Project
Shaping 3D
An industrial 3D-printing company I co-founded and built the machines for — large-format pellet printers for visual merchandising at scale. Designed, engineered, and delivered two classes of machine end to end.

The Challenge
Team Visual Solutions in Dubai builds large-scale retail installations for brands like Jack Daniels and needed a way to fabricate custom fibreglass-class pieces in-house, at printer-sized scale, without the handcraft labour. They wanted two machines — a tall printer and a broad multi-gantry printer. I co-founded Shaping 3D to build them. I did the design, the mechanical engineering, the electronics, the firmware, the control software, and the ops. A small team of recent CS grads helped on execution once the designs existed.
The Architecture
The tall printer: A 1.5 × 1.5 × 4 m print envelope on a flying-frame gantry with tilting X and Y, fed by a pellet extruder I customised heavily from a Massive Dimension base unit.
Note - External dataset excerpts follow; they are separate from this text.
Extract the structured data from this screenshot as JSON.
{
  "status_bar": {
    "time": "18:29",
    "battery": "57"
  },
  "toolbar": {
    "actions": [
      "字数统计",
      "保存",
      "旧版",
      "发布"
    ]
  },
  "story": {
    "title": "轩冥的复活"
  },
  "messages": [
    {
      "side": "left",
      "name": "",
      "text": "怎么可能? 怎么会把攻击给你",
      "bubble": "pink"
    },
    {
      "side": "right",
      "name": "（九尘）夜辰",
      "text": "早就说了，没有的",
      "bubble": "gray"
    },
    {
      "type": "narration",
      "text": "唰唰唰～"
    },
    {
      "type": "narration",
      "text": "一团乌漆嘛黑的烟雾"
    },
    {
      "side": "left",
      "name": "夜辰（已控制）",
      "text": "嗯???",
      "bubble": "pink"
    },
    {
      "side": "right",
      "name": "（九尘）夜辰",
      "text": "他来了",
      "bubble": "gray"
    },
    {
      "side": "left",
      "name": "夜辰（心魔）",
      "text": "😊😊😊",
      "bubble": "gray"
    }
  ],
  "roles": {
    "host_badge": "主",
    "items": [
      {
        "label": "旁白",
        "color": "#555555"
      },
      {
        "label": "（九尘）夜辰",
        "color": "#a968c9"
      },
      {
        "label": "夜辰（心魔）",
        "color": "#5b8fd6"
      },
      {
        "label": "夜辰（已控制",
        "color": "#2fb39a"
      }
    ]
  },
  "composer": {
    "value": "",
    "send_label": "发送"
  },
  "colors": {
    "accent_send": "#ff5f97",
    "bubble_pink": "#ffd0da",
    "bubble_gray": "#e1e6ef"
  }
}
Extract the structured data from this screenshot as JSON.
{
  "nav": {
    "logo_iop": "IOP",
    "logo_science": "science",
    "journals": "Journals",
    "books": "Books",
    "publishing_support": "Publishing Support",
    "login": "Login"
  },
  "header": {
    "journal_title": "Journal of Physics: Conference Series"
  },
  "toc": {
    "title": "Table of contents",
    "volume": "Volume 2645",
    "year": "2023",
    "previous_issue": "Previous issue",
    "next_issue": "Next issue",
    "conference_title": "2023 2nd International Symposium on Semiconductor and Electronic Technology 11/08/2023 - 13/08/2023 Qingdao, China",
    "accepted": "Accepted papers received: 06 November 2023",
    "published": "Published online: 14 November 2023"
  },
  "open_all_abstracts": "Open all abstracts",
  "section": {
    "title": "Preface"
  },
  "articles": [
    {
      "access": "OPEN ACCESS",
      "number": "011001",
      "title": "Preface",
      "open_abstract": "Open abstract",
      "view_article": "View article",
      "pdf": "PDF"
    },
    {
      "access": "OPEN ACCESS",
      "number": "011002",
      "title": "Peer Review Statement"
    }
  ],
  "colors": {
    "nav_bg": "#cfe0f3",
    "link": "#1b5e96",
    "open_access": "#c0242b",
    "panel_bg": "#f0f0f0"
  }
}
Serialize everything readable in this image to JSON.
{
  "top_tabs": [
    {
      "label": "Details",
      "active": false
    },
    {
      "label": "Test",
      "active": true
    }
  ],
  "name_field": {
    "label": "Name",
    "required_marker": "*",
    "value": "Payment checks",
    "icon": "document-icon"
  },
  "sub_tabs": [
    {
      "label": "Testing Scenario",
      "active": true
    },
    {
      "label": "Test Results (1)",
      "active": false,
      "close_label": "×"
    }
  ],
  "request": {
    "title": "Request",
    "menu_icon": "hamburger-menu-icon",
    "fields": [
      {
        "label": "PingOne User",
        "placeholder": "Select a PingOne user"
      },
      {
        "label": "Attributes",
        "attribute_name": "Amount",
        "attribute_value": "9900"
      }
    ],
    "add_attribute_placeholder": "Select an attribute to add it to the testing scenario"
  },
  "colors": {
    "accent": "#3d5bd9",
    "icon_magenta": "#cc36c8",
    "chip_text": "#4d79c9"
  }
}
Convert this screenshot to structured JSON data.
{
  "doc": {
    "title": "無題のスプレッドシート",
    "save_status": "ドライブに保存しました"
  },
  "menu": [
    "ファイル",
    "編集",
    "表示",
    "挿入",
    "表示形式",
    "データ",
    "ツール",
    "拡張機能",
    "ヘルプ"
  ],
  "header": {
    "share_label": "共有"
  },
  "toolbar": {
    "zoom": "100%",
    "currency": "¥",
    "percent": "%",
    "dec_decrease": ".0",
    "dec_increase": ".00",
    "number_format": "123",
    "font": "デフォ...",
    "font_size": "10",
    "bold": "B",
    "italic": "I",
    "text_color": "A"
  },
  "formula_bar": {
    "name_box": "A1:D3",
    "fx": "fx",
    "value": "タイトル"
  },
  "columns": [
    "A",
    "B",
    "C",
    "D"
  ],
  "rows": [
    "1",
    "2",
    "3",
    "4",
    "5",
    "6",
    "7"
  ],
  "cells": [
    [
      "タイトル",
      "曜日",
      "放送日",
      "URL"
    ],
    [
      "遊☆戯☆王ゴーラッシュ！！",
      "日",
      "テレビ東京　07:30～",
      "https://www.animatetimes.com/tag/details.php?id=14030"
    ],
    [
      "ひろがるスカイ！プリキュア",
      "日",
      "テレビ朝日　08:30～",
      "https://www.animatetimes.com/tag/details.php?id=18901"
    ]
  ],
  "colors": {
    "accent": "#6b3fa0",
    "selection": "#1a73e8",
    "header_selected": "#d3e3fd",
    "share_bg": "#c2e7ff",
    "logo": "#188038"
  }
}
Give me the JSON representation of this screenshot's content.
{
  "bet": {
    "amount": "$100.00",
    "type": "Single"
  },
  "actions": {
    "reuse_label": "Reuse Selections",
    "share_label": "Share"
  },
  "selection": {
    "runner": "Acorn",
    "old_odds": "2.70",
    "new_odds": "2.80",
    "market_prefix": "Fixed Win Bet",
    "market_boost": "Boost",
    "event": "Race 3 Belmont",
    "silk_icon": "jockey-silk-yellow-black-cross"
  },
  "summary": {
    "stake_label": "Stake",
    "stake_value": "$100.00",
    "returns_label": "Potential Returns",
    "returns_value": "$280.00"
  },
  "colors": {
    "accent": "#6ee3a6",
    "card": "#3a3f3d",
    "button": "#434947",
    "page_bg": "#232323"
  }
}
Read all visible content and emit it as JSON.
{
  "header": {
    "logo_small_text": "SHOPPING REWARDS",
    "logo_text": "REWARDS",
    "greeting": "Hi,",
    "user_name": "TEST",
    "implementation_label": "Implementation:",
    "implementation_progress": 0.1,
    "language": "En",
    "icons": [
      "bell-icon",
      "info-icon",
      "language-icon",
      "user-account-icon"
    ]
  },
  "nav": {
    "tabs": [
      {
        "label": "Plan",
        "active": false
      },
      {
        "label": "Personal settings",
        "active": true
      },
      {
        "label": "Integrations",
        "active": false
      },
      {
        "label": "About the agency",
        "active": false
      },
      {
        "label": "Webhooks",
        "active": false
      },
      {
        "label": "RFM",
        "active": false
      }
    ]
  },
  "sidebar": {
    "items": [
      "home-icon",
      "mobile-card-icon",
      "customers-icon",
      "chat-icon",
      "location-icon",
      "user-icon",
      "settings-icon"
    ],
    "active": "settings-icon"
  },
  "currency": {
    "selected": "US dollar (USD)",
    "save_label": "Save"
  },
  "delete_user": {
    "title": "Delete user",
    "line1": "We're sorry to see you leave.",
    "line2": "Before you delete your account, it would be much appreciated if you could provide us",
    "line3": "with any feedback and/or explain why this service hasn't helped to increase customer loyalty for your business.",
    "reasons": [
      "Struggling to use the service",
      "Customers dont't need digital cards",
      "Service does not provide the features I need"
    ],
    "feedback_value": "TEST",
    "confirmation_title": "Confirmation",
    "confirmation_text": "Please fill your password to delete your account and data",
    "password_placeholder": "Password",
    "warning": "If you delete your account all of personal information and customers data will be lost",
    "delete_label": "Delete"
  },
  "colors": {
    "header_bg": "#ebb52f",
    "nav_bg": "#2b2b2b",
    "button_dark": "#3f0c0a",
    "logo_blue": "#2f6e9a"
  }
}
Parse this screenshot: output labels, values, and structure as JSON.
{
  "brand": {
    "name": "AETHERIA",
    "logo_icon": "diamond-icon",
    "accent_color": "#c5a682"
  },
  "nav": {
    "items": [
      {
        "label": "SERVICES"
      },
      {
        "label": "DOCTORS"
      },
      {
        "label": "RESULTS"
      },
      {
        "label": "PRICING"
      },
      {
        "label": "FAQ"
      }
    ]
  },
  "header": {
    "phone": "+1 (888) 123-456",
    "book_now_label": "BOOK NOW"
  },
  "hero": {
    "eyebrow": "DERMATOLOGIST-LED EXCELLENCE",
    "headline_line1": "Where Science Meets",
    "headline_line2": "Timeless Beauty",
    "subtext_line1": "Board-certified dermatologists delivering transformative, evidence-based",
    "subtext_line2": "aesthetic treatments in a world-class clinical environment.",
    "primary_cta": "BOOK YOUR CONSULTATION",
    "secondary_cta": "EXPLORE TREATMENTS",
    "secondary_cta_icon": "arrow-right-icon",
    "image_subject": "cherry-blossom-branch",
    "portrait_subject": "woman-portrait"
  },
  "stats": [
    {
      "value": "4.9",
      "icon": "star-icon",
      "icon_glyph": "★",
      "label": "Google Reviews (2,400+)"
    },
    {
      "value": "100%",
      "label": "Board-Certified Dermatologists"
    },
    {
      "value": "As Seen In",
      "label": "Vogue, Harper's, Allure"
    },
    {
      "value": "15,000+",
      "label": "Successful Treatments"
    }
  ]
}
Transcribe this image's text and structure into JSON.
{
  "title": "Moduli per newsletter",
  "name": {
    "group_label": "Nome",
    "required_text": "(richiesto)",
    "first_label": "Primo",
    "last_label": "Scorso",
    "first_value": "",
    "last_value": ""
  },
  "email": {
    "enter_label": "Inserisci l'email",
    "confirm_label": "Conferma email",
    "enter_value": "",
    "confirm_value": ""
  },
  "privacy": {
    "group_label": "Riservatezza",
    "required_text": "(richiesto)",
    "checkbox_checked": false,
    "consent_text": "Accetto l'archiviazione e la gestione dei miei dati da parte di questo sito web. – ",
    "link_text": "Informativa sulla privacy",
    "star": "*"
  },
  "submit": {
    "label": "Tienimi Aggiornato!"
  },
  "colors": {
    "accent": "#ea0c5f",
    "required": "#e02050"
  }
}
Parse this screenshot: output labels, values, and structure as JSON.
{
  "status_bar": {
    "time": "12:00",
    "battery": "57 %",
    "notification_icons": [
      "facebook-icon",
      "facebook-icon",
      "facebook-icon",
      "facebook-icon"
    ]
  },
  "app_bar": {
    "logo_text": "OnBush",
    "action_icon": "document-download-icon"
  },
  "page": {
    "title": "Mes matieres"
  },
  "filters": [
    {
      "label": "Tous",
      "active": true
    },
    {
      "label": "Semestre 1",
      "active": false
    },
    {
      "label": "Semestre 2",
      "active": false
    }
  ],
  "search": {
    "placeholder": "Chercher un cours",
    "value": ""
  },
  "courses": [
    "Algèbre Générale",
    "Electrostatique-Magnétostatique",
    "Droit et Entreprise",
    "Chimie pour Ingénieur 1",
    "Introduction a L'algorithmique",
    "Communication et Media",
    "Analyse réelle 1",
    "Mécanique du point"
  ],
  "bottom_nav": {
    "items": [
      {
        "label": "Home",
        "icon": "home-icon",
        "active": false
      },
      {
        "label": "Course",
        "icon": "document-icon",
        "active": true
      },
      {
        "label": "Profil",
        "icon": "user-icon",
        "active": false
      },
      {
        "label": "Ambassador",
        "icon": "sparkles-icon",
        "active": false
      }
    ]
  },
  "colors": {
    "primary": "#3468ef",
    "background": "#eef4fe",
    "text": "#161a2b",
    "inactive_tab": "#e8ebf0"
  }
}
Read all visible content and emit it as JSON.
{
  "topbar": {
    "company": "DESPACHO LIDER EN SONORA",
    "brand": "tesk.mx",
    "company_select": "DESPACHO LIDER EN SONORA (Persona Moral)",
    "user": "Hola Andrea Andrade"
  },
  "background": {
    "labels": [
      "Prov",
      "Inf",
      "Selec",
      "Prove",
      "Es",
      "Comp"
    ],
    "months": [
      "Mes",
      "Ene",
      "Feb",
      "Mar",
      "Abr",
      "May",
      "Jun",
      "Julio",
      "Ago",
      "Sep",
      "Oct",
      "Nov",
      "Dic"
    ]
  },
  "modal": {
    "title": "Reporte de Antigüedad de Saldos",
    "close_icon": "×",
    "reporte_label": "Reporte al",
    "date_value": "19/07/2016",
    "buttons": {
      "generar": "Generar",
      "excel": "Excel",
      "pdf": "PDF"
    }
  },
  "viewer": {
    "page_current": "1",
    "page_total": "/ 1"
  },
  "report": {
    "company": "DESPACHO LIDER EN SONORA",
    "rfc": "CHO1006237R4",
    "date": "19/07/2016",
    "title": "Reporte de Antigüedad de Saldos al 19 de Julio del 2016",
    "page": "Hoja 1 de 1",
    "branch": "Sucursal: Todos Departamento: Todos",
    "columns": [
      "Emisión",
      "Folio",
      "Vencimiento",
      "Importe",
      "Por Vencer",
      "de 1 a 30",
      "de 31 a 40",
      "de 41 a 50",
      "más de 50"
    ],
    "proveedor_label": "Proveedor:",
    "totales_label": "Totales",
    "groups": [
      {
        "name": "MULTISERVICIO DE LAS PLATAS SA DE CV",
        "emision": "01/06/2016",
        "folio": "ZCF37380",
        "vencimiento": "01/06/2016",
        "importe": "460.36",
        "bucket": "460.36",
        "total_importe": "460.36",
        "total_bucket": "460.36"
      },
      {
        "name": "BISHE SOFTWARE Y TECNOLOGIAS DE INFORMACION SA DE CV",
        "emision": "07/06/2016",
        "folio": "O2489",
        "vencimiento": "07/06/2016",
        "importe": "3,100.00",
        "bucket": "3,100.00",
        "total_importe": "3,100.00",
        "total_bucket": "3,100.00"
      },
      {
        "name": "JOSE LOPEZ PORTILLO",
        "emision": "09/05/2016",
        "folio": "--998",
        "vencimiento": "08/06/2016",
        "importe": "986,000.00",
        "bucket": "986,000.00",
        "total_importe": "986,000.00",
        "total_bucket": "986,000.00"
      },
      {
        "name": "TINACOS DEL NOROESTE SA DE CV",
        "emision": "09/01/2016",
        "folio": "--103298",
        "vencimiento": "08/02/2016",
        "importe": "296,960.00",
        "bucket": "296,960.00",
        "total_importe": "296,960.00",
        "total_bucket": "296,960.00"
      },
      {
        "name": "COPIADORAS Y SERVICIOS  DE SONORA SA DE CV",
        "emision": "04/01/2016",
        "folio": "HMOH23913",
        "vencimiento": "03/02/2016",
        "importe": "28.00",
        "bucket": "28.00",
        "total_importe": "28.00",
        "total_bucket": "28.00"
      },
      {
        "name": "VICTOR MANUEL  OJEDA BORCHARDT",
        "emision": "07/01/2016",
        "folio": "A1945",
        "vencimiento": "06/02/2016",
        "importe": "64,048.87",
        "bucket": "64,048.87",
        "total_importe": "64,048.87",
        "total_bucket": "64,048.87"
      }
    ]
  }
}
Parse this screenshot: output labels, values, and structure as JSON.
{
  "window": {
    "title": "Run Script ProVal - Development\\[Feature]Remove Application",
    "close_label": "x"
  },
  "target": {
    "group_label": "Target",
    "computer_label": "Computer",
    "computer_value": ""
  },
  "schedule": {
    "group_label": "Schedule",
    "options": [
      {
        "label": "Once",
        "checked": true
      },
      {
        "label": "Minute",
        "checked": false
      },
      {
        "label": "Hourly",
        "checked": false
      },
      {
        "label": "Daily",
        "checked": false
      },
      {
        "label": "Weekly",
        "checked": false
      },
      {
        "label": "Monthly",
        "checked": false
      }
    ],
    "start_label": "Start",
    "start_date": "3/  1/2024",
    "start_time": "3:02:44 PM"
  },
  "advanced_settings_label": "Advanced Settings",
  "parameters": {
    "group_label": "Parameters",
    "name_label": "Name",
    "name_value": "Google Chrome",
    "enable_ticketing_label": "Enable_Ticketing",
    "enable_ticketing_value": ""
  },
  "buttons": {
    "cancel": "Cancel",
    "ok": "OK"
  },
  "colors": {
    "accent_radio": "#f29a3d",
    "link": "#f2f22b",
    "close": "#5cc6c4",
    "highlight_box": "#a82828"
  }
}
The feeding system is the part that separates “a prototype” from “a machine that runs”: pellets drop from a sealed hopper into a blower-driven feed line that pushes material up and along elastic tubing only when the extruder calls for it, minimising moisture exposure and feed lag. All axis motion is AC servo on closed-loop control. Z is lifted by four independently-drivable chain-and-sprocket columns with auto-levelling; the gantry tilts are electronically compensated. The extruder runs on CAN — a single two-wire bus carries all control for the extrusion motor, the heaters, thermocouples, and end stops, so the gantry has a trivial cable carry. The broad printer: 2 m tall, 3 m wide, 6 m long — but with three independently-driven gantries sharing the Y axis. The client can print one massive object across the full 6 m bed, or two mid-size objects split down the middle, or three smaller objects in parallel. Each gantry has its own extruder and its own lifting columns; the base rack-and-pinion Y axis is shared. Gantry-to-gantry isolation logic lives in firmware and prevents collisions during parallel jobs.
Bill of materials
- Aluminium extrusion frames
- AC servo motors (Delta)
- Klipper / Marlin derivative
- STM32 + CAN bus
- Custom pellet extruders
- Fusion 360
The Results
The extruder I’m most proud of: For the second and third gantries I designed the extruder from scratch rather than adapting an existing one. Rated output is 12 kg/h, carbon-steel screw, four thermal zones, 750 W ceramic heater per zone, and a breaker plate to damp the surge/drool during accel/decel. The whole barrel-and-screw assembly is hand-swappable in under three minutes — four screws, a lifting handle, and the material-colour change that used to take a shift now takes a coffee break. All electronics live on the extruder itself; connection to the gantry is power plus a single CAN pair. What I built end to end: Mechanical CAD, the electronics (including the custom controller PCBs), the firmware, the G-code slicing workflow, the control platform (print jobs, material tracking, multi-tenant access), the deployment workflow. Both machine classes were shipped to the client’s Dubai facility, installed, and used in production for a year-plus. The company is now discontinued.